To start, we will extract data from a resource:

frictionless extract country-3.csv
Data: capital-3.csv
# ----
# data: country-3.csv
# ----
== ========== ======= ==========
id capital_id name population
== ========== ======= ==========
1 1 Britain 67
2 3 France 67
3 2 Germany 83
4 5 Italy 60
5 4 Spain 47
== ========== ======= ==========

Extract Functions#

The high-level interface for extracting data provided by Frictionless is a set of extract functions:

  • extract: detects the source file type and extracts data accordingly
  • extract_resource: accepts a resource descriptor and returns a data table
  • extract_package: accepts a package descriptor and returns a map of the package's tables

As described in more detail in the Introduction, a resource is a single file, such as a data file, and a package is a set of files, such as a data file and a schema.

The command/function would be used as follows:

frictionless extract your-table.csv
frictionless extract your-resource.json --type resource
frictionless extract your-package.json --type package

The extract functions always reads data in the form of rows, into memory.

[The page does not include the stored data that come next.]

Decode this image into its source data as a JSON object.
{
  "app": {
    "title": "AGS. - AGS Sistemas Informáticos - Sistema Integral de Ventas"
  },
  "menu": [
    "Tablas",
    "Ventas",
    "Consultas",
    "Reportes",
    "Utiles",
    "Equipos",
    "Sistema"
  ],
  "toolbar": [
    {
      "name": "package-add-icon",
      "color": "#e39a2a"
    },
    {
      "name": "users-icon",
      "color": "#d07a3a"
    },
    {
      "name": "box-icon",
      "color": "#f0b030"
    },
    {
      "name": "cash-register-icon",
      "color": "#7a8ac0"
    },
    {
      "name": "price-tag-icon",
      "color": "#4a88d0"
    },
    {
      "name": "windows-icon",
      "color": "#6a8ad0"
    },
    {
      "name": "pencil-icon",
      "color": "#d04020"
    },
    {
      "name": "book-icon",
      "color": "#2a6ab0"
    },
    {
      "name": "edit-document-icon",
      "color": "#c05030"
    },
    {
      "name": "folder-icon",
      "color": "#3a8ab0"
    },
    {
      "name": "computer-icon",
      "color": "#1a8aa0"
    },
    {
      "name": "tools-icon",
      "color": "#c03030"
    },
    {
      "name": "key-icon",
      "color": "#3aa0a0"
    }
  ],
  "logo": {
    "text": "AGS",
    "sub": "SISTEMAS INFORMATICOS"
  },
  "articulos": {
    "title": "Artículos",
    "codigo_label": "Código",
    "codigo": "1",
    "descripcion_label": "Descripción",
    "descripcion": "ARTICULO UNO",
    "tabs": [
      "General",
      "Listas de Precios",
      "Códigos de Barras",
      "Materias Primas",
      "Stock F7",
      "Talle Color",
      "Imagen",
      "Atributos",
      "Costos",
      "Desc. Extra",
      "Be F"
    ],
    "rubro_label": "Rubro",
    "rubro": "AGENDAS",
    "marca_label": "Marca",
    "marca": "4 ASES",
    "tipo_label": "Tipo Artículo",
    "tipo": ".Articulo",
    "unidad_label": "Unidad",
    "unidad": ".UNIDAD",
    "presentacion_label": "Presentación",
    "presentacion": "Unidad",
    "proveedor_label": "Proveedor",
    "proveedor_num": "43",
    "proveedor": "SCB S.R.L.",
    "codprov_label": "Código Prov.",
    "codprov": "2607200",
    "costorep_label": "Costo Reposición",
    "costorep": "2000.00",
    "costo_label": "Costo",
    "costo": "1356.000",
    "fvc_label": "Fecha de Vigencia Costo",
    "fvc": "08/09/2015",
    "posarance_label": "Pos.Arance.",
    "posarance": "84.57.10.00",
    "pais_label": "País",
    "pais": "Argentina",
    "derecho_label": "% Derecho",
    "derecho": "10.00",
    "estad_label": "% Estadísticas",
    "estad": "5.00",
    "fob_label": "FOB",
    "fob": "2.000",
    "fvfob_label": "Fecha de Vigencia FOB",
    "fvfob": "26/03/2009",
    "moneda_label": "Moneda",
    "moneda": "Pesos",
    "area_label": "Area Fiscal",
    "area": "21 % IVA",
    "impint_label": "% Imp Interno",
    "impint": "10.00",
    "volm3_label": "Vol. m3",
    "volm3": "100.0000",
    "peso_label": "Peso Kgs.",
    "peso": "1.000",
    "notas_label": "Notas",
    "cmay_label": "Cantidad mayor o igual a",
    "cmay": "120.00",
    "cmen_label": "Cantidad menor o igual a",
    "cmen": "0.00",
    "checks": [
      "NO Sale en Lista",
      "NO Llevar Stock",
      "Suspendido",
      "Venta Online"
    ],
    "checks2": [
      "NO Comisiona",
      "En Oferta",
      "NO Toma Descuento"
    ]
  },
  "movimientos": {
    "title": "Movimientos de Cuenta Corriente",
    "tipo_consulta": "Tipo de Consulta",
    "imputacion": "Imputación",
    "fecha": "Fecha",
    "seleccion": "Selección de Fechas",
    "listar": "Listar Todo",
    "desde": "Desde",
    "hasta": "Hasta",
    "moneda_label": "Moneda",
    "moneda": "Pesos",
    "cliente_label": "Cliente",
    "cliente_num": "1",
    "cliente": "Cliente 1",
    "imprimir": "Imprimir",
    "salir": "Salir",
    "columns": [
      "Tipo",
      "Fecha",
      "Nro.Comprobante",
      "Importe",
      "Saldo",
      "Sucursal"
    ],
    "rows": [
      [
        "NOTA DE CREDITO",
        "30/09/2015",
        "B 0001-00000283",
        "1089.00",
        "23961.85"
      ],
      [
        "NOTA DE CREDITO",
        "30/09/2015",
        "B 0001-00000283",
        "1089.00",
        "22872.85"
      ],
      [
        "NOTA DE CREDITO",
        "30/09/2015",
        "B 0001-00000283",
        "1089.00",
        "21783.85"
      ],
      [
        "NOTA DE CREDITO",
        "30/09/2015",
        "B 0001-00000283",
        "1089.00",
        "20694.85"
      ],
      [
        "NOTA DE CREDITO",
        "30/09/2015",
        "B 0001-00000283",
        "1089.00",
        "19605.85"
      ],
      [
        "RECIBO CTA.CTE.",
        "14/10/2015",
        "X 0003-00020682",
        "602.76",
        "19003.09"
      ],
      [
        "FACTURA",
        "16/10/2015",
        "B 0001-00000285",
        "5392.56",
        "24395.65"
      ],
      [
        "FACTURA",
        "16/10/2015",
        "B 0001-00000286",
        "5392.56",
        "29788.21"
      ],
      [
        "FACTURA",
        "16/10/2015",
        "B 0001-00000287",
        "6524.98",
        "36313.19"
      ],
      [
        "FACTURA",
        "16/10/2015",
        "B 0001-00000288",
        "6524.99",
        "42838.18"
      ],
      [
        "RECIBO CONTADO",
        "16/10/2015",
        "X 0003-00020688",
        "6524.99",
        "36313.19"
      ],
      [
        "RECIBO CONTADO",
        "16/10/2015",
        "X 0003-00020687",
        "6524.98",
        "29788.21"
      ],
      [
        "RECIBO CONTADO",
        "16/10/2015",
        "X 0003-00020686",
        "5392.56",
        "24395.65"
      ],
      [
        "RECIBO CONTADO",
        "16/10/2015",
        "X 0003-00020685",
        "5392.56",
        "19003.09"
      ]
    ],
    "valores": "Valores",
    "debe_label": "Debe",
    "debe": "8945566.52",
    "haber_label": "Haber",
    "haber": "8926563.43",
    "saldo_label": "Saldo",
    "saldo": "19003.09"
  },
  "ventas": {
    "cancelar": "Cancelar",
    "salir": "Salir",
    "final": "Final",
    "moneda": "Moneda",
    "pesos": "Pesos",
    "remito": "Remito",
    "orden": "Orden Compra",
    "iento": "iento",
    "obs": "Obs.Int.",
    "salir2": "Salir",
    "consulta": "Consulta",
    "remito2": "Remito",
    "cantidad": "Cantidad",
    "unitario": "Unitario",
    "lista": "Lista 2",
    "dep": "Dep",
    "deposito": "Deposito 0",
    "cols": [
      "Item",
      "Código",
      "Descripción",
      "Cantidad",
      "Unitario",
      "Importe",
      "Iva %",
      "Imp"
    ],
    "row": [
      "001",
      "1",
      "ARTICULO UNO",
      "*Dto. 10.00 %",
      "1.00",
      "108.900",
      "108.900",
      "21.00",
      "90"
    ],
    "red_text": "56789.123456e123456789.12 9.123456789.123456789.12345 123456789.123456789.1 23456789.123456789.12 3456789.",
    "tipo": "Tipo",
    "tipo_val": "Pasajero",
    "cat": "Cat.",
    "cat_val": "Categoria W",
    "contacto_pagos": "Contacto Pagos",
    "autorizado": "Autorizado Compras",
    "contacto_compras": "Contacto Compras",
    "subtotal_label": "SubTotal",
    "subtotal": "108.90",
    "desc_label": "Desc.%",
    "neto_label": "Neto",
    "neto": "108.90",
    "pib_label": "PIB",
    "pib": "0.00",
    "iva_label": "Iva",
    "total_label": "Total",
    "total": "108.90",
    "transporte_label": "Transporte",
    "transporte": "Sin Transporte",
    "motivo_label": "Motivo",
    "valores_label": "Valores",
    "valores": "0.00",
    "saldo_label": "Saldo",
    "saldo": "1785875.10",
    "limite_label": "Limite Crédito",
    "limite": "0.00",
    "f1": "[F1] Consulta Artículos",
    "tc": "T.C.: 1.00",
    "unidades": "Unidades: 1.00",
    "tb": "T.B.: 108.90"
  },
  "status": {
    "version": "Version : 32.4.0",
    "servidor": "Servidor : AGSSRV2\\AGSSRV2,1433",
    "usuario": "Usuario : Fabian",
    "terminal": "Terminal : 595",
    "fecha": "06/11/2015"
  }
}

The lower-level interfaces will allow you to stream data, which you can read about in the Resource Class section below.

Extracting a Resource#

A resource contains only one file. To extract a resource, we have three options. First, we can use the same approach as above, extracting from the data file itself:

frictionless extract capital-3.csv
Data: capital-3.csv
# ----
# data: capital-3.csv
# ----
== ======
id name
== ======
1 London
2 Berlin
3 Paris
4 Madrid
5 Rome
== ======

Our second option is to extract the resource from a descriptor file by using the extract_resource function. A descriptor file is useful because it can contain different metadata and be stored on the disc.

As an example of how to use extract_resource, let's first create a descriptor file (note: this example uses YAML for the descriptor, but Frictionless also supports JSON):

Python
from frictionless import Resource
resource = Resource('capital-3.csv')
resource.infer()
# as an example, in the next line we will append the schema
resource.schema.missing_values.append('3') # will interpret 3 as a missing value
resource.to_yaml('capital.resource.yaml') # use resource.to_json for JSON format

You can also use a pre-made descriptor file.

Now, this descriptor file can be used to extract the resource:

frictionless extract capital.resource.yaml
Data: capital.resource.yaml
# ----
# data: capital.resource.yaml
# ----
== ======
id name
== ======
1 London
2 Berlin
Paris
4 Madrid
5 Rome
== ======

So what has happened in this example? We set the textual representation of the number "3" to be a missing value. In the output we can see how the id number 3 now appears as None representing a missing value. This toy example demonstrates how the metadata in a descriptor can be used; other values like "NA" are more common for missing values.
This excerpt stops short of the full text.